Ortega y Gasset, filósofo y ensayista español (1883-1955), llegó a decir que “la universidad tiene como finalidad prioritaria el aprendizaje de la cultura por el alumnado". Entendiendo cultura como un sistema de ideas vivas propias de cada época, ni más ni menos que una jerarquía de valores que tienen las cosas y las acciones que merecen más o menos estima. Lo que en la Universidad pueden aprender los estudiantes es el conjunto de creencias que posibiliten esa interpretación y posterior interacción con el mundo”.
José Alfredo Peris, de la Universidad Católica de Valencia. En su obra “La Universidad del siglo XXI y la Sostenibilidad Social” (2023), nos dice: “Las instituciones de educación superior se conciben como instituciones de prestigio y calidad, baluarte de los derechos humanos, al servicio del desarrollo intelectual y material de los pueblos, del progreso del conocimiento, de la paz, de la equidad y de la defensa del medio ambiente.
Sobre el tema, José de Saramago llegó a afirmar: Repito que la universidad no tiene que salvarnos, no se trata de salvar a nadie; digamos incluso que la universidad tiene que asumir su responsabilidad en la formación del individuo, y tiene que ir más allá de la persona, porque no solo se trata de formar una buena informática o un buen doctor o un buen ingeniero; la universidad, además de buenos profesionales, debe formar buenos ciudadanos”.
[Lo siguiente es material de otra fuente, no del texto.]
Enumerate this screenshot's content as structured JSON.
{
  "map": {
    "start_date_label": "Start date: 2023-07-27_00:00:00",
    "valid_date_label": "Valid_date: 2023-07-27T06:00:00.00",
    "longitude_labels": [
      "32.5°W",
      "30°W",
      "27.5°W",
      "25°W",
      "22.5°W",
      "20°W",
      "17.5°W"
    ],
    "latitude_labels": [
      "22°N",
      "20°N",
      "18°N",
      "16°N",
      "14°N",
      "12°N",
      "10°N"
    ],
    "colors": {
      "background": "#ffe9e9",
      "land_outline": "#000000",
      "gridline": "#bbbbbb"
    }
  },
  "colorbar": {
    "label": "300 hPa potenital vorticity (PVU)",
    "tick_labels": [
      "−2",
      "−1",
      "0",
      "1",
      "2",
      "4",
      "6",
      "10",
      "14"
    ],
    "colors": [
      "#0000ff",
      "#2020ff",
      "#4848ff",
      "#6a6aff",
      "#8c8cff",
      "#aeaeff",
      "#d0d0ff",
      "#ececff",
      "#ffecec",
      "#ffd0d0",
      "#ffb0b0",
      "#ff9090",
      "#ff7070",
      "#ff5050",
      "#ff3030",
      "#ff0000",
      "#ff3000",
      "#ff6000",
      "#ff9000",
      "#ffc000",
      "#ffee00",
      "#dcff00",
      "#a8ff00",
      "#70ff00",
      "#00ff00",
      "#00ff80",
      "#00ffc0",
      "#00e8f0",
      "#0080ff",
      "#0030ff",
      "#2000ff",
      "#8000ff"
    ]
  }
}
Las universidades deben mirar hacia el futuro. Para Yuval Harari, profesor de la Universidad Hebrea de Jerusalén, “las ideas sobre la educación universitaria del siglo XXI se centran en la necesidad de un cambio radical en los modelos educativos para preparar a las personas para un mundo de transformaciones constantes e impredecibles”.
Sin que nadie se lo pida, las universidades deben encontrar la fórmula que haga posible que los universitarios compartan unos mínimos de justicia para todos, progresivamente ampliables, y se comprometan apasionadamente con ellos. También se necesita promocionar en la educación universitaria el valor de la solidaridad.
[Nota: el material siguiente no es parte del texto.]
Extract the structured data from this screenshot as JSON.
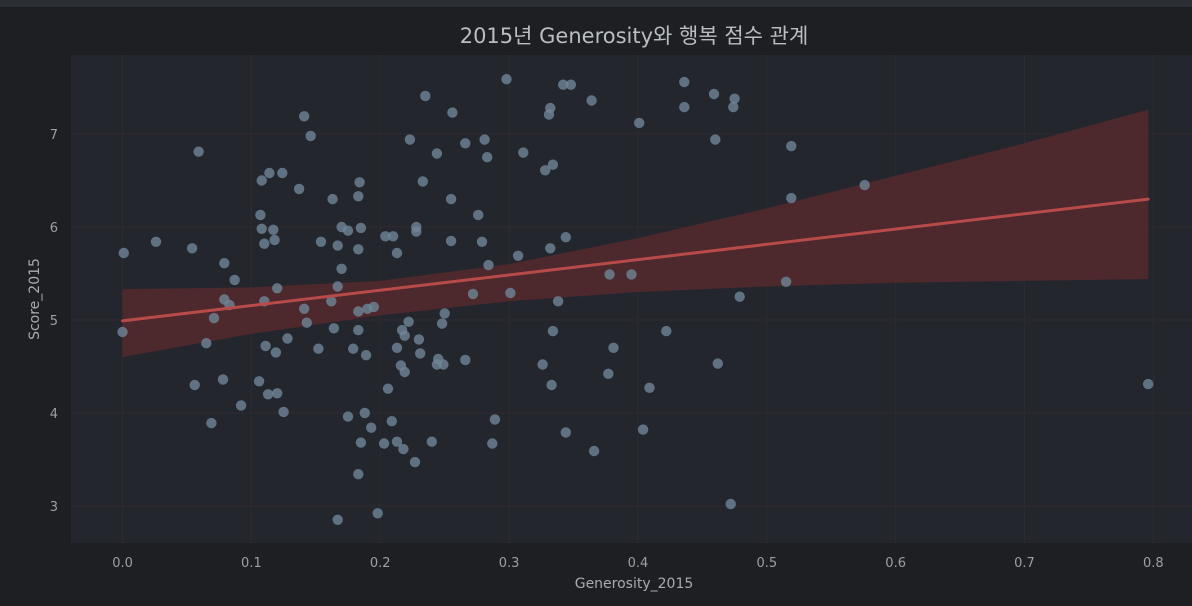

Las universidades deben hacer suyos los problemas de su mundo, de su proximidad, de su entorno social, del país, de la región y del mundo. De ahí que deba mirar hacia las cárceles, la justicia, la paz, el hambre, el trabajo, la violencia, el poder, la democracia, la economía, la educación primaria, secundaria y universitaria y el comportamiento ético de las instituciones públicas y privadas.
Porque ninguna clase de comunidad universitaria puede ofrecer a todos todo lo que sea democráticamente valorable en la educación superior, el ideal democrático de una comunidad universitaria se podría concebir como un “pluralismo de principios” de las universidades, cada una dedicada a la no represión y la no discriminación, fomentando así la libertad de asociación académica.
En la medida en que las universidades sean valoradas y valorables como comunidades, cuyos propósitos asociativos sean promovidos por la participación de los directivos, los estudiantes y los docentes, las sociedades democráticas tendrán interés en apoyar un mayor nivel de autogobierno en el interior de las universidades.